A report released by Datamonitor three years back predicted speech-enabled self-service technology would compete with offshore contact center customer service agents. According to Datamonitor research, a contact center in an offshore location, like India, saves western businesses approximately 25% to 35% per transaction. However, a call serviced through speech automation costs approximately 15% to 25% of the cost of a call handled by an agent in India.
Testament to this shift came recently when Lloyds TSB, the UK’s fifth largest bank, announced that it is to close its contact center in Mumbai, which typically handles overflow calls when UK agents are busy. The bank said that the widespread use and success of its automated speech-enabled phone self-service system has eliminated the need for additional agent capacity in Mumbai.
Speech recognition was once viewed as a futuristic technology that would never leave the realm of science fiction. However, over the past 50 years, key technology and commercial achievements in speech recognition, along with increased central processing unit performance and lower hardware costs, have helped make speech commercially viable for enterprises and service providers. Today, speech recognition is becoming increasingly prominent as a cost-cutting and value-enhancing solution for customer care and service enablement.

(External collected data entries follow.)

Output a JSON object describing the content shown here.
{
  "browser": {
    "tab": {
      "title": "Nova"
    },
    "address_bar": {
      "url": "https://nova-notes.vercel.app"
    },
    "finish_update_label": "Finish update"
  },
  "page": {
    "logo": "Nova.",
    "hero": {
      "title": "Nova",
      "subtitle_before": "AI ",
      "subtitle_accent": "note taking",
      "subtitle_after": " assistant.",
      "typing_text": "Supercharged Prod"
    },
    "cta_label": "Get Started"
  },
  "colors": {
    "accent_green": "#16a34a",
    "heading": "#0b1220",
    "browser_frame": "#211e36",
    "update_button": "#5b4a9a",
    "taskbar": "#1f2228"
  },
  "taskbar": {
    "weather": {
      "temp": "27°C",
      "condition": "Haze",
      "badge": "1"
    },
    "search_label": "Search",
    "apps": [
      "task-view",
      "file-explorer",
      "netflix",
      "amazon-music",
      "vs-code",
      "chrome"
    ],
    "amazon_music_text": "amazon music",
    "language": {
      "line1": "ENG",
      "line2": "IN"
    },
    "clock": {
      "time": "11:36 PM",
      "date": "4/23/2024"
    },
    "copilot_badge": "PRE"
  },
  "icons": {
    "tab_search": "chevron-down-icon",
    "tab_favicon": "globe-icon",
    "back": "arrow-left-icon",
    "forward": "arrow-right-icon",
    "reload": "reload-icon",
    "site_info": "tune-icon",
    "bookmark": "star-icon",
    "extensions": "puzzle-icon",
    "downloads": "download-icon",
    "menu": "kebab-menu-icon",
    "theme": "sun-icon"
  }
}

As we roll out the tape over the next several years, cost pressures and globalization will undoubtedly continue to create strong tailwinds for offshoring. However, speech self-service will also proliferate, and in many instances compete, with offshoring as companies scramble to assemble the optimal blend of automation and agents for customer care.
It is important to note that increased reliance on speech will not supplant the need for offshore contact centers for a lot of companies, rather the technology will serve as an adjunct to offshore operations as these companies look to improve customer interaction in a cost-effective manner.
In fact, it appears that the offshoring movement is not going away anytime soon. One only needs to look at the recent Dell expansion into the Philippines as a sign that customer care served from foreign locations is a model that works. Companies across western nations are clearly seeing the benefits to housing some elements of customer care offshore. These include lower costs, accessing agents with excellent language skills and commercial sophistication. It is also apparent that many firms that feel offshoring is a one-stop shop are re-thinking their strategy, and are incorporating nearshore/onshore capabilities in addition to self-service.
While the movement by Lloyds TSB represents only one instance of speech self-service displacing offshore agents, this is expected to become a growing trend over time as businesses learn to leverage technology from more of a strategic standpoint.